Der 1. FC Köln konnte Mönchengladbach in der 31. Runde nicht gefährden. Das Team von Lucien Favre siegte locker mit 3:0. Die Fohlen bleiben am drittplatzierten Schalke 04 dran.

Die Gladbach-Spieler bejubeln einen Treffer gegen Köln.

Die Gladbach-Spieler bejubeln einen Treffer gegen Köln.

Lucien Favre und Mönchengladbach wehrten den Angriff des VfB Stuttgart auf den Champions-League-Platz ab und schlugen den 1. FC Köln 3:0. Nach dem Sieg im rheinischen Derby beträgt der Vorsprung der Borussia auf die fünfplatzierten Stuttgarter weiterhin sieben Punkte.

Der erste Erfolg nach vier sieglosen Partien in der Bundesliga und dem Ausscheiden im Cup-Halbfinal seit rund einem Monat sorgte im Borussia-Park für Erleichterung. Zumindest die Teilnahme an der Champions-League-Qualifikation dürfte drei Runden vor dem Saisonende gesichert sein. Aber Favre sagte auch: «Alles ist noch möglich.» Damit sprach der Schweizer die Möglichkeit an, in der Schlussphase noch vor Schalke auf den 3. Platz vorzurücken. Damit wäre Gladbach direkt für die Champions League qualifiziert und müsste nicht die Barrage bestreiten, in der die Rheinländer nicht gesetzt wären und auf ein Schwergewicht aus England, Spanien oder Italien treffen könnten.

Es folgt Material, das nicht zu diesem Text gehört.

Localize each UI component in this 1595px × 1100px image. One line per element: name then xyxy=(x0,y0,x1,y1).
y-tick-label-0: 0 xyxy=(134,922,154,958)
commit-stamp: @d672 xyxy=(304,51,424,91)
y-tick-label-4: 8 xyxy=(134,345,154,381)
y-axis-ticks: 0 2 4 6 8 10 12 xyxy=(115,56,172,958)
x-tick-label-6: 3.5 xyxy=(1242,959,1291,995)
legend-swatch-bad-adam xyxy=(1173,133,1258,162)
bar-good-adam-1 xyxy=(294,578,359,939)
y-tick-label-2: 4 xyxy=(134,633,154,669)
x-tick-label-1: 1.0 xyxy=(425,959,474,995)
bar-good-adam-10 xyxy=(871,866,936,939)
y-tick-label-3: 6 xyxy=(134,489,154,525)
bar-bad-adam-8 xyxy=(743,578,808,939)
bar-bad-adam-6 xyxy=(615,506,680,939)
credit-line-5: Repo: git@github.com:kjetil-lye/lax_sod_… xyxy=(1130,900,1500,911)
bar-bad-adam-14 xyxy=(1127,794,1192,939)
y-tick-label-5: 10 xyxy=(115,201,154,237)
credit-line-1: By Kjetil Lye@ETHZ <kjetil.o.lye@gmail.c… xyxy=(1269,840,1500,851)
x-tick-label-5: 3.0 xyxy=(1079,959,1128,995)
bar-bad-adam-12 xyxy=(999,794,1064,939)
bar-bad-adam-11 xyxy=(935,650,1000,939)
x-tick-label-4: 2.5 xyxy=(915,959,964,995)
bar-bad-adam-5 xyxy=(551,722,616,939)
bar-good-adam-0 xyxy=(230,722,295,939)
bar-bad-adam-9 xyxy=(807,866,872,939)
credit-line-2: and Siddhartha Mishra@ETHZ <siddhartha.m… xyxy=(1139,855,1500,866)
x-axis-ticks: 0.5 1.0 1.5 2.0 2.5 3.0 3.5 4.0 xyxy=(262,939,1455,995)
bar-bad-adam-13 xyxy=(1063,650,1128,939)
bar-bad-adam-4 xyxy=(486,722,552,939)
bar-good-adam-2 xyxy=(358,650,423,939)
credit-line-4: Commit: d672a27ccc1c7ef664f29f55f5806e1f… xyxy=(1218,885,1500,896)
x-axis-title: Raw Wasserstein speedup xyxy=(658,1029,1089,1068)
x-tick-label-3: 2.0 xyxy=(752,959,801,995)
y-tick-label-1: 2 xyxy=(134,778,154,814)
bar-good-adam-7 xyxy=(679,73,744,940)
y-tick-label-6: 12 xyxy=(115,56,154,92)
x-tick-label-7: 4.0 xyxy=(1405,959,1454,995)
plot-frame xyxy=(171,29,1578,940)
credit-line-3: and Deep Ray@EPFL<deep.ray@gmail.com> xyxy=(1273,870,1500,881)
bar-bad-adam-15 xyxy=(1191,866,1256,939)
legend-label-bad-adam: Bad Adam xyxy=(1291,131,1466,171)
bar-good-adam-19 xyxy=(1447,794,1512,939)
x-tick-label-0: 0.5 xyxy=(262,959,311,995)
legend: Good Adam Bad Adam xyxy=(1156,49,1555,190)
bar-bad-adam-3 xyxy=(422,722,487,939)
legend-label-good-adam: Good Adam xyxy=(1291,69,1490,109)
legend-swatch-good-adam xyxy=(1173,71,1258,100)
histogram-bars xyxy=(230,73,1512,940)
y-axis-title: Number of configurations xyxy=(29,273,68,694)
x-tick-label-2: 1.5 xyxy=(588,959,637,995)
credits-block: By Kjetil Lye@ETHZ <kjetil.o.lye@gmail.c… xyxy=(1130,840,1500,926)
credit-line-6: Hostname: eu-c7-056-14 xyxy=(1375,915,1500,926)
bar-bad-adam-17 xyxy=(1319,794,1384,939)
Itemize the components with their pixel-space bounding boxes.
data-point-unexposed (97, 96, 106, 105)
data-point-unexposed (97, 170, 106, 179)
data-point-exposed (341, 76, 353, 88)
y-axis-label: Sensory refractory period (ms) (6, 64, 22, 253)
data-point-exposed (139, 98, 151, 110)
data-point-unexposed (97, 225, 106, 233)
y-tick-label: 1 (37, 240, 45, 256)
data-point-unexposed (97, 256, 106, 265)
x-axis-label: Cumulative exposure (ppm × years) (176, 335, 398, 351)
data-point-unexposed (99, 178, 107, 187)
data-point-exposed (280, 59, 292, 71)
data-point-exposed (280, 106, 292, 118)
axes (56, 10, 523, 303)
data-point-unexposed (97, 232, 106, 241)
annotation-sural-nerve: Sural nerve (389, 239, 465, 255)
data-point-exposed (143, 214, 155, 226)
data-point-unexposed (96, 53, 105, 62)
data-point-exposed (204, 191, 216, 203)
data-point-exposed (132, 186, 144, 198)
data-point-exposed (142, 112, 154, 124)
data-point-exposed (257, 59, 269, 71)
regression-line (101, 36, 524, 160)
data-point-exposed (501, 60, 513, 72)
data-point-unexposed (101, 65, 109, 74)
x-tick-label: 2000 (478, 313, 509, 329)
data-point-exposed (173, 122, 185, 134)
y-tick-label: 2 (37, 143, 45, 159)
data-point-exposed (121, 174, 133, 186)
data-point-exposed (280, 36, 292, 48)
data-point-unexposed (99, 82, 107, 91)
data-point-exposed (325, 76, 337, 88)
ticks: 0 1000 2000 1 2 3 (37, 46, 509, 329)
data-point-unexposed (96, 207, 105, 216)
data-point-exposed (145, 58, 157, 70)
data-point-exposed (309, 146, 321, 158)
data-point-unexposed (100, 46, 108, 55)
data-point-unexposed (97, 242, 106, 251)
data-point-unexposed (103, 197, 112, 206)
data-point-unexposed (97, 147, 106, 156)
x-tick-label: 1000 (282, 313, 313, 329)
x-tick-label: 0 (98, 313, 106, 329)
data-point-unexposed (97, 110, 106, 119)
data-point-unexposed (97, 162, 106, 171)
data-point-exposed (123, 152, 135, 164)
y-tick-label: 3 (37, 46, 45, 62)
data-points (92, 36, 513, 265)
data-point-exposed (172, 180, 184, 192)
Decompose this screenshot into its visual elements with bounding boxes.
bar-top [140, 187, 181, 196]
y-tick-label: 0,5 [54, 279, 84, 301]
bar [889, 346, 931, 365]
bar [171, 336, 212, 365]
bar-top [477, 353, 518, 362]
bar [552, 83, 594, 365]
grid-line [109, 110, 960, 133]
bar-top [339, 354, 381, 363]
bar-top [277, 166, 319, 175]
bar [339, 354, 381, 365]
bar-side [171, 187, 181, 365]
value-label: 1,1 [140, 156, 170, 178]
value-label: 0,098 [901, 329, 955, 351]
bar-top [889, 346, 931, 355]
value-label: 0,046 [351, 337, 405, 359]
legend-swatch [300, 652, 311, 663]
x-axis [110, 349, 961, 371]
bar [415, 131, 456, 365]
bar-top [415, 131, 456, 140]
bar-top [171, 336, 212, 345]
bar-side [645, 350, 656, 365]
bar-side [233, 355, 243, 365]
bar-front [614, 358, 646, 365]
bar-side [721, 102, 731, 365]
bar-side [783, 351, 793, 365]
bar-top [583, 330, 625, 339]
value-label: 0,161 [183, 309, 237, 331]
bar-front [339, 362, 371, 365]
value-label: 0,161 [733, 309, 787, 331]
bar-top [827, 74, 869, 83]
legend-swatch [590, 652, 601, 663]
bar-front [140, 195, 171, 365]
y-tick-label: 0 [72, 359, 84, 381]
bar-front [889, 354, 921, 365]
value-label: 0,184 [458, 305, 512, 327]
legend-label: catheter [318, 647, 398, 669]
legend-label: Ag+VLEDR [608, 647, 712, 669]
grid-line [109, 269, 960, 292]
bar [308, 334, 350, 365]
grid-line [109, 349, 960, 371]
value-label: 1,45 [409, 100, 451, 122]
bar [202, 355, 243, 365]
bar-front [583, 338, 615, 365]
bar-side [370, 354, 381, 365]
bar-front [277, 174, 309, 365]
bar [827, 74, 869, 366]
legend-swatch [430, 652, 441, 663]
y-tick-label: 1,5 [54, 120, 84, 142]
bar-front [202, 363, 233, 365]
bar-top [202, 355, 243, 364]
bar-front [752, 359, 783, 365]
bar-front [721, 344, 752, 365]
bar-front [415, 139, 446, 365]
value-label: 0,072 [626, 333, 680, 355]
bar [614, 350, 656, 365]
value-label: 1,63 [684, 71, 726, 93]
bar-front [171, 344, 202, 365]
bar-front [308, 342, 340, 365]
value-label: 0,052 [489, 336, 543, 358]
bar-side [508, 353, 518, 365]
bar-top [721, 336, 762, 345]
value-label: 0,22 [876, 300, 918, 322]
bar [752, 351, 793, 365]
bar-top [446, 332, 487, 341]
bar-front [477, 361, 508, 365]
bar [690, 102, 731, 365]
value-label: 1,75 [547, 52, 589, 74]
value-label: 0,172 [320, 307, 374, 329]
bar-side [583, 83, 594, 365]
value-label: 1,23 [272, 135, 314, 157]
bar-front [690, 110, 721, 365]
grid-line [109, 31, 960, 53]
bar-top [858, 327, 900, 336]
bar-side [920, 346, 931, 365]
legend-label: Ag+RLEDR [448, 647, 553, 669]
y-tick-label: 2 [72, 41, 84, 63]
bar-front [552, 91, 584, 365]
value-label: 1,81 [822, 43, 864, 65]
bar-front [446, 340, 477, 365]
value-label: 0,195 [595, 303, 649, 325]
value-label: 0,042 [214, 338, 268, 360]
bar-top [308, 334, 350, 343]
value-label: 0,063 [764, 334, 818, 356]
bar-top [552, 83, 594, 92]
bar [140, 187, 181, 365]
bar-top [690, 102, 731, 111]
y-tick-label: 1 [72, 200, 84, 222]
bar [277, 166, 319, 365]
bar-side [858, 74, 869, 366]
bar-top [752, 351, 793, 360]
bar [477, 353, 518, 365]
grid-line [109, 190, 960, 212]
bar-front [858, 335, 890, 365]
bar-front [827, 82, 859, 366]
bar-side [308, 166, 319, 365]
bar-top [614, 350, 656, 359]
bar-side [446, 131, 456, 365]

Für den vierten Derbysieg in Folge sorgten Juan Arango mittels Freistoss (19.) sowie Tony Jantschke (53.) und Marco Reus (55.) mit ihrem Doppelschlag nach der Pause. In einer schwierigen Phase war der Nachbar ein dankbarer Gegner für Gladbach. Erst zweimal siegten die Kölner in der Rückrunde. In den letzten sechs sieglosen Partien kassierten sie 20 Gegentore. Seit Wochen präsentiert sich der «FC» wie ein Absteiger. Die Prognosen für die Kölner sind ungünstig. Schon am nächsten Spieltag könnte Hertha Berlin auf Kosten der Kölner auf den Barrageplatz vorrücken: während Hertha den Tabellenletzten Kaiserslautern empfängt, spielt Köln zuhause gegen den formstarken VfB Stuttgart.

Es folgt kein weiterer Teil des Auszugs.